O exercício da
liberdade, elemento que se mostrará ao longo da história política
diametralmente antagônico à igualdade, compreendeu, sob o arquétipo do “Bom
selvagem” idealizado por Rousseau, uma experiência existencial desvinculada das
coerções do organismo social, cuja renúncia a este “modus vivendi” nascerá dos
efeitos advindos do surgimento da propriedade privada (Gonzaga e Carnio, 2010;
pág. 40).
Sob esta ótica, o
contrato tácito, decorrente do abandono desta vida em comum regulador das ações
humanas, significará a pedra de toque
para compreensão de como a humanidade saltara da simplicidade harmônica
comunitária à complexidade social consensualmente admitida.
Sem embargo disso,
compreenderá Engels que, no conjunto desarmônico da sociedade capitalista, o
elemento matrimonial monogâmico além de representar o embrião da subordinação
feminina ao homem (Engels, 2010; pág. 87), escamoteia seu real propósito, qual
seja projetar o casamento ao nível da relação contratual sob a formulação de
uma suposta liberdade (desmascarada pelo fato de que as uniões, em regra,
resultavam de conveniências familiares) que encerra, essencialmente, a ideia de
legitimação do direito hereditário (Engels, 2010; pág. 102-104).
À vista do cenário
acima, impõe-se observar, sob pena de mascarar os reflexos que o liberalismo
econômico projetou a partir do discurso fraterno-libertário-igualitário, cuja
fundação remonta à revolução francesa, a polarização por ele criada. Assim, a
tripartição que o programa revolucionário Francês propunha, consubstanciado na
liberdade, igualdade e fraternidade, se desdobraria numa divergência profunda
para os dois principais ideais políticos da contemporaneidade – socialismo e
liberalismo (Magnoli e Barbosa; 2011; pág. 10, 11)).
Nesse contexto,
compreendida a liberdade inicialmente como caminho à desconstrução do regime
absolutista, cujo governo encontraria seu fundamento “na vontade do povo”,
propõe-se uma plataforma cuja tradução se revelará “sob a forma dos direitos
individuais”, conjugados nas liberdades econômicas e direitos políticos. Por seu
turno, os socialistas apoderaram-se “do princípio da igualdade”, expresso na
defesa “de direitos coletivos econômicos e sociais”. A tentativa de
conformar a realidade social à preponderância de um dos princípios retro
citados desenhará a cena da “história política contemporânea”.
Malgrado a
dissonância entre as correntes, convergiram estas, contraditoriamente, na
demonstração do quão negativo pode ser a radicalização do discurso ideológico,
já que, de um lado, a liberdade, ao encontrar seu aplicativo no campo
econômico, o realiza sob a “desigualdade de classes”, à medida que as
antagoniza (trabalhadores e detentores dos meios de produção), expondo, assim,
a chaga da exclusão. Não obstante, a igualdade, ao expressar-se pela imposição
restritiva da autonomia sobre o patrimônio de modo extremoso, representará
sério óbice ao empreendimento, causando, inclusive, enormes limitações ao exercício
da liberdade (Magnoli e Barbosa; 2011; pág. 11).
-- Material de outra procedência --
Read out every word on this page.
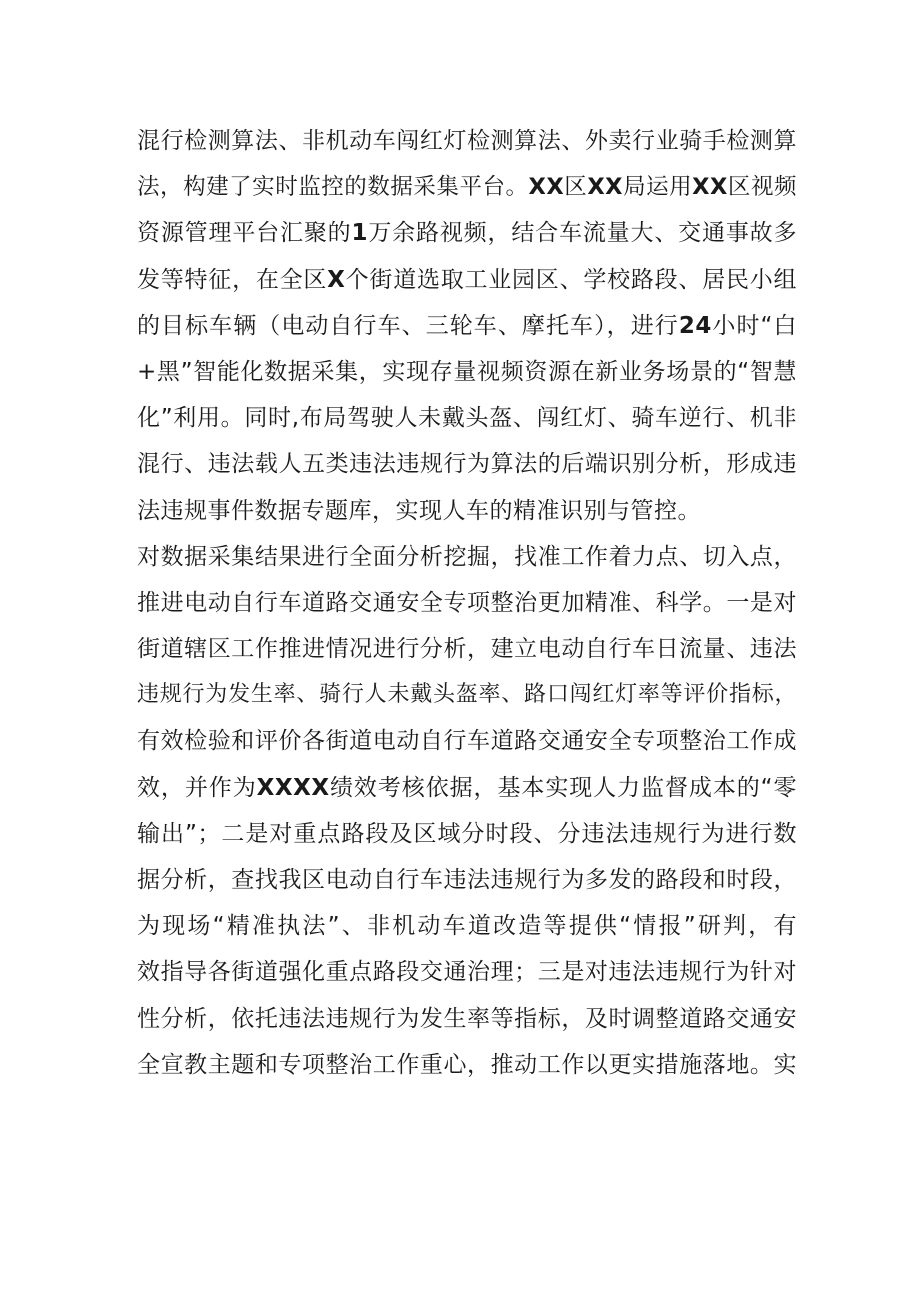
混行检测算法、非机动车闯红灯检测算法、外卖行业骑手检测算
法，构建了实时监控的数据采集平台。XX区XX局运用XX区视频
资源管理平台汇聚的1万余路视频，结合车流量大、交通事故多
发等特征，在全区X个街道选取工业园区、学校路段、居民小组
的目标车辆（电动自行车、三轮车、摩托车），进行24小时“白
+黑”智能化数据采集，实现存量视频资源在新业务场景的“智慧
化”利用。同时,布局驾驶人未戴头盔、闯红灯、骑车逆行、机非
混行、违法载人五类违法违规行为算法的后端识别分析，形成违
法违规事件数据专题库，实现人车的精准识别与管控。
对数据采集结果进行全面分析挖掘，找准工作着力点、切入点，
推进电动自行车道路交通安全专项整治更加精准、科学。一是对
街道辖区工作推进情况进行分析，建立电动自行车日流量、违法
违规行为发生率、骑行人未戴头盔率、路口闯红灯率等评价指标，
有效检验和评价各街道电动自行车道路交通安全专项整治工作成
效，并作为XXXX绩效考核依据，基本实现人力监督成本的“零
输出”；二是对重点路段及区域分时段、分违法违规行为进行数
据分析，查找我区电动自行车违法违规行为多发的路段和时段，
为现场“精准执法”、非机动车道改造等提供“情报”研判，有
效指导各街道强化重点路段交通治理；三是对违法违规行为针对
性分析，依托违法违规行为发生率等指标，及时调整道路交通安
全宣教主题和专项整治工作重心，推动工作以更实措施落地。实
Em algum lugar na Via Láctea,
Maurício Alves
REFERÊNCIAS
ROUSSEAU, Jean-Jacques. Do Contrato Social,3º ed., São Paulo,
Martin Claret, 2011;
MAGNOLI, Demétrio e BARBOSA, Elaine
Senise. O mundo em desordem. 1º ed.,
v. 1. Rio de Janeiro, Record, 2011;
ENGELS, Friedrich. A origem da Família, da Propriedade Privada
e do Estado. 1º ed. São Paulo, Expressão popular;
GONZAGA, Alvaro Luiz Travassos de
Azevedo, CARNIO, Henrique Carbellini. Sociologia
jurídica. 1º ed. São Paulo, Saraiva, 2010.